Blockstream Raises $125 Million To Expand Mining Operations
- Blockstream, a Bitcoin miner and hosting company, raised $125 million via a financing round that included convertible notes and secured loans.
- At a time when other businesses in the sector are fighting to survive owing to a protracted downturn in mining economics, the company will utilize the funds to develop its institutional Bitcoin mining colocation services.
Encryption infrastructure company Blockstream has raised $125 million through convertible notes and secured loan financing, and the new funds will be used to expand its institutional Bitcoin mining hosting services.
This fund was utilized to build several enterprise-class mining facilities with the capacity for institutional hosting customers and to strengthen Blockstream’s vertical integration with the acquisition of Spondoolies to design and manufacture Blockstream’s own ASIC and enterprise miner.
Blockstream currently has over 500 MW of power capacity in the development pipeline. Its business also extends to hardware and L2 technologies such as Core Lightning.

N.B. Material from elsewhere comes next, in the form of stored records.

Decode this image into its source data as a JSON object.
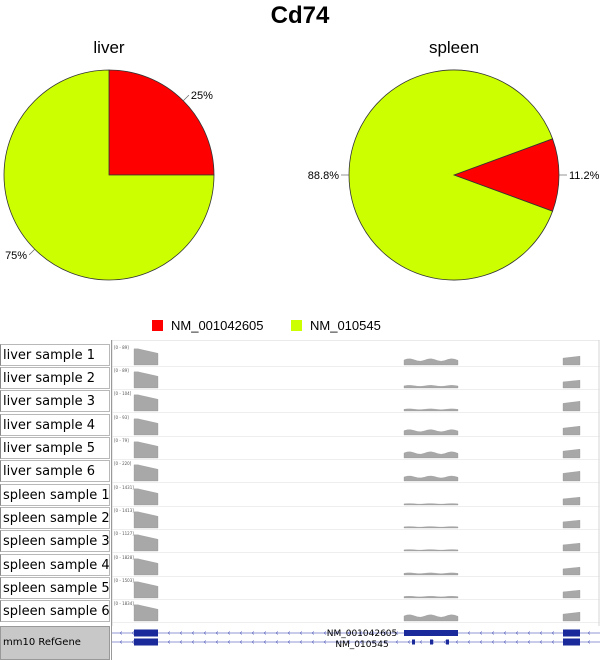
{
  "title": "Cd74",
  "chart_data": [
    {
      "type": "pie",
      "title": "liver",
      "slices": [
        {
          "name": "NM_001042605",
          "value": 25,
          "label": "25%",
          "color": "#ff0000"
        },
        {
          "name": "NM_010545",
          "value": 75,
          "label": "75%",
          "color": "#ccff00"
        }
      ]
    },
    {
      "type": "pie",
      "title": "spleen",
      "slices": [
        {
          "name": "NM_001042605",
          "value": 11.2,
          "label": "11.2%",
          "color": "#ff0000"
        },
        {
          "name": "NM_010545",
          "value": 88.8,
          "label": "88.8%",
          "color": "#ccff00"
        }
      ]
    }
  ],
  "legend": [
    {
      "name": "NM_001042605",
      "color": "#ff0000"
    },
    {
      "name": "NM_010545",
      "color": "#ccff00"
    }
  ],
  "browser": {
    "tracks": [
      {
        "label": "liver sample 1",
        "scale": "[0 - 89]",
        "mid": 0.35,
        "end": 0.45
      },
      {
        "label": "liver sample 2",
        "scale": "[0 - 89]",
        "mid": 0.15,
        "end": 0.4
      },
      {
        "label": "liver sample 3",
        "scale": "[0 - 104]",
        "mid": 0.12,
        "end": 0.5
      },
      {
        "label": "liver sample 4",
        "scale": "[0 - 93]",
        "mid": 0.3,
        "end": 0.45
      },
      {
        "label": "liver sample 5",
        "scale": "[0 - 79]",
        "mid": 0.35,
        "end": 0.45
      },
      {
        "label": "liver sample 6",
        "scale": "[0 - 220]",
        "mid": 0.28,
        "end": 0.5
      },
      {
        "label": "spleen sample 1",
        "scale": "[0 - 1431]",
        "mid": 0.08,
        "end": 0.4
      },
      {
        "label": "spleen sample 2",
        "scale": "[0 - 1413]",
        "mid": 0.08,
        "end": 0.4
      },
      {
        "label": "spleen sample 3",
        "scale": "[0 - 1127]",
        "mid": 0.08,
        "end": 0.4
      },
      {
        "label": "spleen sample 4",
        "scale": "[0 - 1828]",
        "mid": 0.12,
        "end": 0.4
      },
      {
        "label": "spleen sample 5",
        "scale": "[0 - 1503]",
        "mid": 0.1,
        "end": 0.4
      },
      {
        "label": "spleen sample 6",
        "scale": "[0 - 1834]",
        "mid": 0.35,
        "end": 0.45
      }
    ],
    "gene_track_label": "mm10 RefGene",
    "transcripts": [
      "NM_001042605",
      "NM_010545"
    ]
  }
}
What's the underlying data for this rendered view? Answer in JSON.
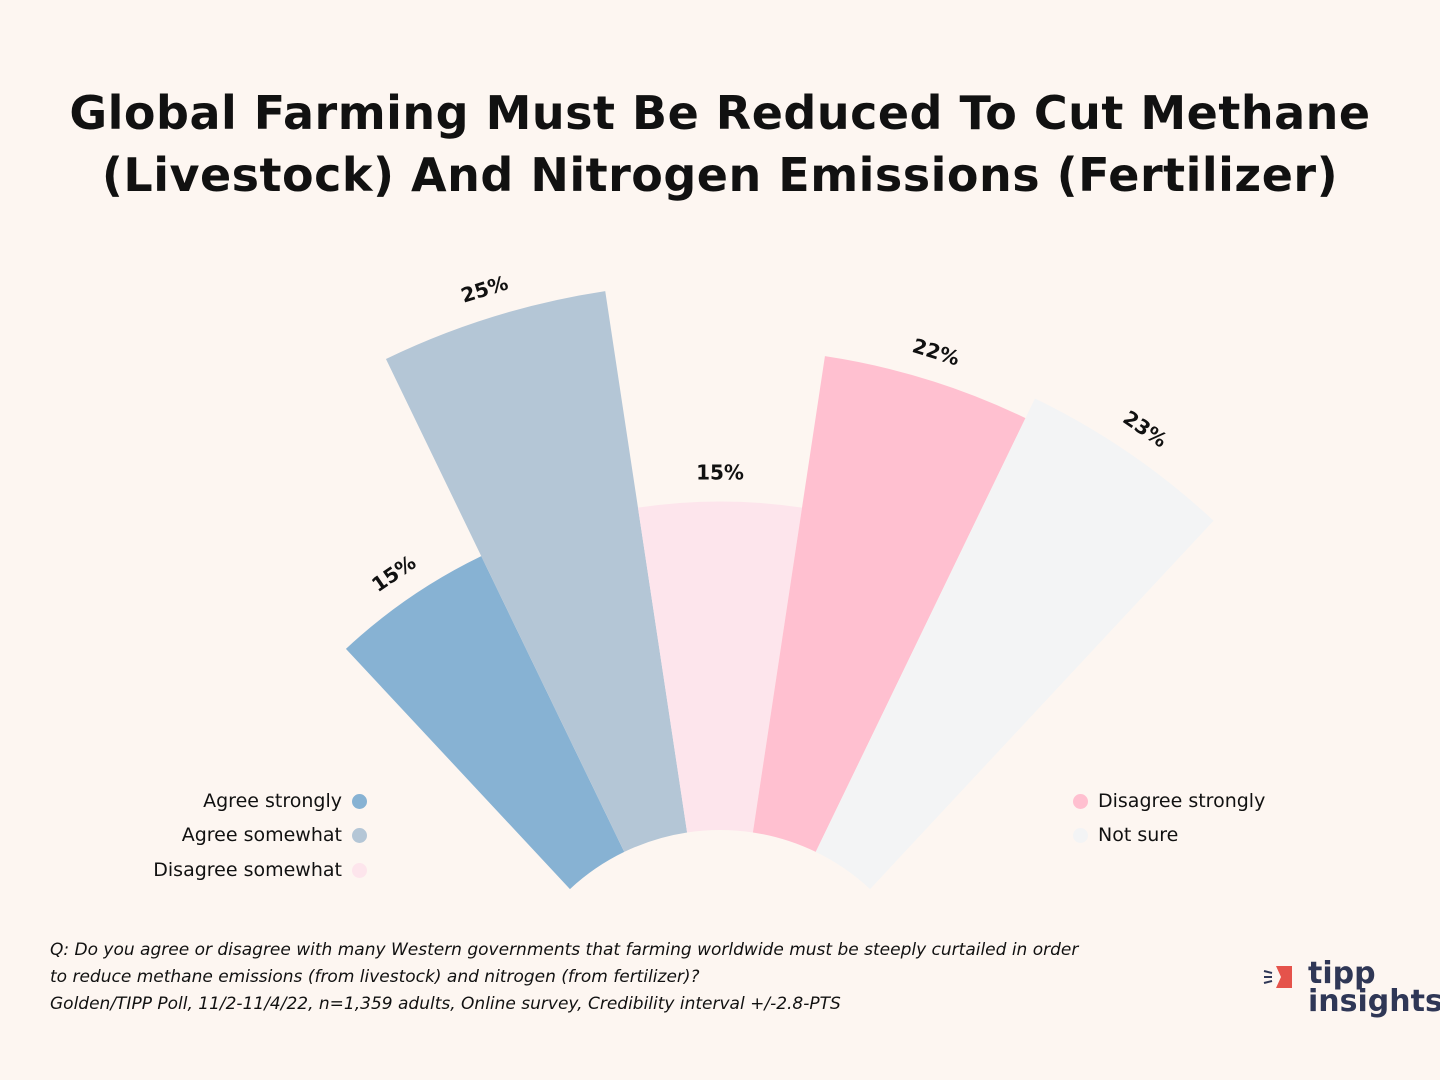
{
  "title": [
    "Global Farming Must Be Reduced To Cut Methane",
    "(Livestock) And Nitrogen Emissions (Fertilizer)"
  ],
  "chart_data": {
    "type": "polar-bar",
    "title": "Global Farming Must Be Reduced To Cut Methane (Livestock) And Nitrogen Emissions (Fertilizer)",
    "categories": [
      "Agree strongly",
      "Agree somewhat",
      "Disagree somewhat",
      "Disagree strongly",
      "Not sure"
    ],
    "values": [
      15,
      25,
      15,
      22,
      23
    ],
    "labels": [
      "15%",
      "25%",
      "15%",
      "22%",
      "23%"
    ],
    "colors": [
      "#87b2d3",
      "#b4c6d6",
      "#fde5ec",
      "#ffc0d0",
      "#f3f4f5"
    ],
    "legend": [
      "left",
      "right"
    ]
  },
  "legend": {
    "left": [
      {
        "label": "Agree strongly",
        "color": "#87b2d3"
      },
      {
        "label": "Agree somewhat",
        "color": "#b4c6d6"
      },
      {
        "label": "Disagree somewhat",
        "color": "#fde5ec"
      }
    ],
    "right": [
      {
        "label": "Disagree strongly",
        "color": "#ffc0d0"
      },
      {
        "label": "Not sure",
        "color": "#f3f4f5"
      }
    ]
  },
  "footnote": [
    "Q: Do you agree or disagree with many Western governments that farming worldwide must be steeply curtailed in order",
    "to reduce methane emissions (from livestock) and nitrogen (from fertilizer)?",
    "Golden/TIPP Poll, 11/2-11/4/22, n=1,359 adults, Online survey, Credibility interval +/-2.8-PTS"
  ],
  "logo": {
    "line1": "tipp",
    "line2": "insights",
    "accent": "#e5534b"
  }
}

According to previous news, Blockstream raised $210 million in Series B financing in 2021. This fund was utilized to build several enterprise-class mining facilities with the capacity for institutional hosting customers and to strengthen Blockstream’s vertical integration with the acquisition of Spondoolies to design and manufacture Blockstream’s own ASIC and enterprise miner.
Blockstream President & CFO Erik Svenson said in the statement:
“This fundraise allows us to accelerate the YoY revenue growth we created with our 2021 Series B and continue to build infrastructure for the future Bitcoin economy. We remain focused on reducing risk for institutional bitcoin miners and enabling enterprise users to build high-value use cases on the most secure, robust, and scalable blockchain in the world – Bitcoin.”
In December, Bloomberg reported that the company was seeking to raise new funding at a valuation 70% lower than its previous funding round (less than $1 billion).
In contrast to “prop” miners and their lenders, who have been more directly exposed to Bitcoin price volatility and tight margins, hosting has remained a robust market sector.